Unbreakable (City Lights, #2)(93)
“Cory, please…”
“Not yet.”
I found a shred of control and kept the pace slow because I wanted to, to savor this moment, which likely wasn’t going to come again, not when the guilt found her later. I rolled my hips slowly, thrust deeply. She bit my shoulder and the pain only added to the unbelievable ecstasy that was building in me.
“Harder,” she begged, and I had no choice but to obey. I quickened my pace, impossible not to now. My control was unspooling rapidly, my body acting without me, driven by her words and her want. I hooked her leg on the crook of my elbow and just let go.
“Oh god, Cory.” She clutched me, raked her nails, captured my lower lip with her teeth…a thousand little touches that spurred me on. The lounger creaked from the exertion. “Don’t stop. Don’t ever stop.”
Short of her telling me to, I had no intention of stopping, but in that moment, in between the crescendo of ecstasy we’d built together, her eyes met mine, and I felt a jolt tear through me, through my very soul. I suddenly did want to stop everything, stop our lustful gyrations—this unabashed f*cking—even stop the incredible pleasure that was crashing over me and coursing through me like a tsunami. I wanted to stop and hold her and demand to know what she was thinking, what she was feeling, because her eyes suddenly held so much more than lust.
But in the space of heartbeat, it was gone. She squeezed her eyes shut as that tidal wave of pleasure swamped her and I followed after, drowned in ecstasy, my thoughts drowning with me.
Chapter Thirty-Three
Alex
I held Cory tightly, our bodies a tangle of wet, slippery limbs, unwilling to let it all end. I wanted to remain in this fog of pleasure, this deathless death the Hozier song spoke of, and when it dissipated, return to it again and again.
My body hummed, every nerve awake and singing. I couldn’t believe it could be like this. The sensations, the pleasure, the sheer joy of sharing my body with a man. It had been too long—too damn long—since I’d felt anything remotely close to this. It was wrong to betray Drew, but what he and I had wasn’t right either. This passion with Cory, this lust and touching and heat and give and take…it shouldn’t be a novelty or some singular holiday extravaganza—fireworks on the Fourth of July and nothing else for the other three hundred and sixty-four days.
Despite my rationalizations, I expected the guilt to find me and I guessed Cory did too. He raised his head, his expression apprehensive. I shook my head no. Tonight, there will be fire.
I kissed him, long and hard—a promise of more—and then pushed him away so I could curl off the lounge. “I’m going to take a shower.” I wrapped a towel around my waist and glanced over my shoulder. “Are you coming?”
#
The hot water rained down on us and as we washed the taste of chlorine off our skin, a task made slower by the deep, intense kisses Cory couldn’t seem to get enough of. He didn’t touch my naked body when he kissed me like that, but held my face in his hands, holding me like I was something to be cherished, while his mouth moved with mine, touching and tasting and exploring…

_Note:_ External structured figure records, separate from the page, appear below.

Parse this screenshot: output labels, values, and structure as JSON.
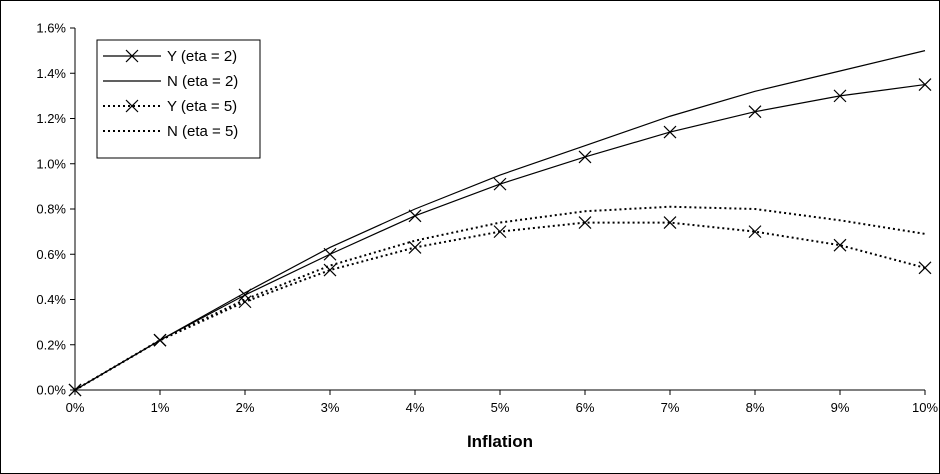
{
  "chart_data": {
    "type": "line",
    "title": "",
    "xlabel": "Inflation",
    "ylabel": "",
    "x": [
      0,
      1,
      2,
      3,
      4,
      5,
      6,
      7,
      8,
      9,
      10
    ],
    "x_tick_labels": [
      "0%",
      "1%",
      "2%",
      "3%",
      "4%",
      "5%",
      "6%",
      "7%",
      "8%",
      "9%",
      "10%"
    ],
    "y_tick_values": [
      0,
      0.2,
      0.4,
      0.6,
      0.8,
      1.0,
      1.2,
      1.4,
      1.6
    ],
    "y_tick_labels": [
      "0.0%",
      "0.2%",
      "0.4%",
      "0.6%",
      "0.8%",
      "1.0%",
      "1.2%",
      "1.4%",
      "1.6%"
    ],
    "xlim": [
      0,
      10
    ],
    "ylim": [
      0,
      1.6
    ],
    "grid": false,
    "legend_position": "top-left",
    "series": [
      {
        "name": "Y (eta = 2)",
        "style": "solid",
        "marker": "x",
        "color": "#000000",
        "values": [
          0,
          0.22,
          0.42,
          0.6,
          0.77,
          0.91,
          1.03,
          1.14,
          1.23,
          1.3,
          1.35
        ]
      },
      {
        "name": "N (eta = 2)",
        "style": "solid",
        "marker": "none",
        "color": "#000000",
        "values": [
          0,
          0.22,
          0.43,
          0.63,
          0.8,
          0.95,
          1.08,
          1.21,
          1.32,
          1.41,
          1.5
        ]
      },
      {
        "name": "Y (eta = 5)",
        "style": "dotted",
        "marker": "x",
        "color": "#000000",
        "values": [
          0,
          0.22,
          0.39,
          0.53,
          0.63,
          0.7,
          0.74,
          0.74,
          0.7,
          0.64,
          0.54
        ]
      },
      {
        "name": "N (eta = 5)",
        "style": "dotted",
        "marker": "none",
        "color": "#000000",
        "values": [
          0,
          0.22,
          0.4,
          0.55,
          0.66,
          0.74,
          0.79,
          0.81,
          0.8,
          0.75,
          0.69
        ]
      }
    ]
  }
}
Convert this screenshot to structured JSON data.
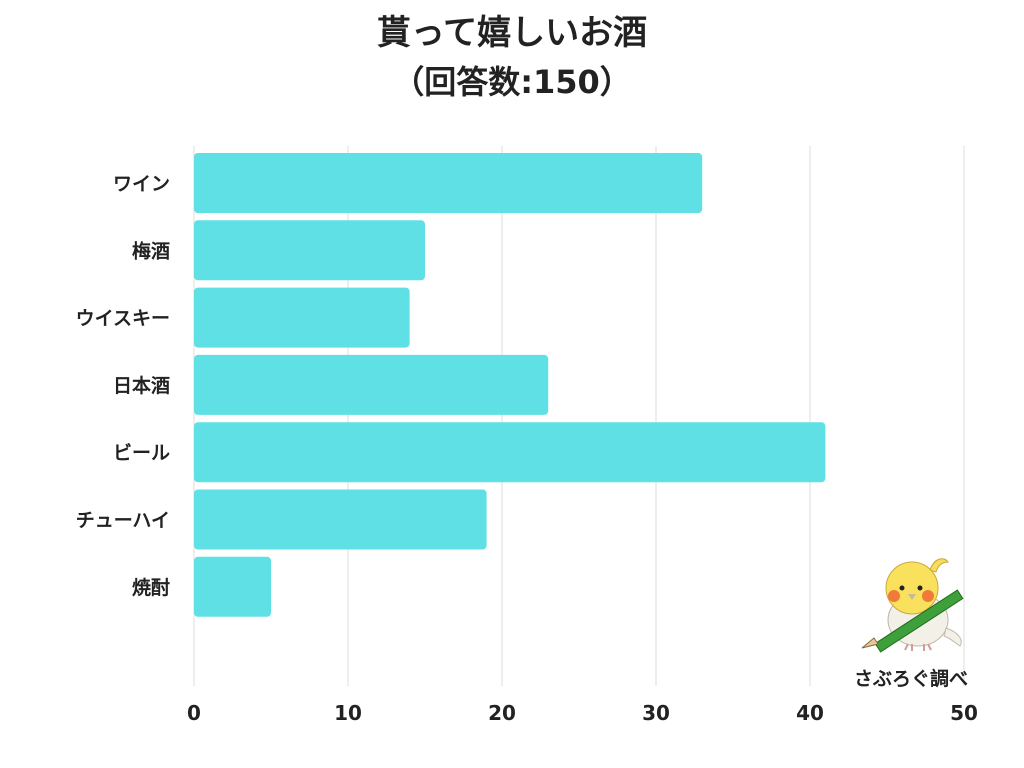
{
  "chart_data": {
    "type": "bar",
    "orientation": "horizontal",
    "title": "貰って嬉しいお酒",
    "subtitle": "（回答数:150）",
    "categories": [
      "ワイン",
      "梅酒",
      "ウイスキー",
      "日本酒",
      "ビール",
      "チューハイ",
      "焼酎"
    ],
    "values": [
      33,
      15,
      14,
      23,
      41,
      19,
      5
    ],
    "xlim": [
      0,
      50
    ],
    "xticks": [
      0,
      10,
      20,
      30,
      40,
      50
    ],
    "grid": true,
    "bar_color": "#5ee0e5",
    "grid_color": "#dddddd"
  },
  "credit": {
    "text": "さぶろぐ調べ",
    "icon": "cockatiel-with-pencil-icon"
  }
}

It was dangerous to kiss him like this. I was baring myself to him more nakedly than even standing in the shower with him, or lying on the lounger and obeying his lustful commands. There had been a moment earlier, as we’d rocked together on that lounger, when I’d felt something in me—something I was holding protectively—break free and escape. But then the pleasure had taken over and the moment passed, the feelings bottled back up where they couldn’t frighten me with their intensity. Where I couldn’t look at them and name them and face them for what they were.
“Alex…?” Cory said, after a kiss that left me breathless.
“Don’t talk,” I said. “Talking makes me think and I don’t want to think. Not tonight. And we only have tonight. Okay?”
It could only be tonight. One night to satisfy whatever addiction my psyche had for him. To end, once and for all, what had begun between us in the bank. I had the foolish hope that if we had one night of unbridled passion, I’d get Cory out of my system and be able to move on.
Cory met my words with a pained expression, but he nodded slowly. I clasped my fingers behind his neck, intending to make it up to him.
In every way possible.
“What you did to me on the lounge. When you put your mouth on me...” I shivered with remembered pleasure. “I haven’t had that in years.”
“Unreal,” he said, his voice husky. He kissed my chin, my neck, the curve of my collarbone. I felt the sharp nip of his teeth on my breast but the sensation that skimmed up my neck was more pleasure than pain. “I’ll do it again. I’ll do anything for you. Or to you.”
Jesus, just his voice made me weak. “Yes,” I breathed. “I want it all.”
He started to kneel but I took him by the shoulders, stopping him. “But not yet. Later. We have all night. But what you did…I haven’t had it done to me, and I haven’t done it either. Not in ages.” My heart clanged madly in my chest and I forced my eyes to meet Cory’s. “I want to do it. To you.”
And God, that was the truth. I wanted him so badly, in every way. He deserved it. I had been deprived but so had he. He’d known loveless years, all in a vain attempt to do right by the mother of his child. I was determined to give him as much as he was giving me, for at least one night.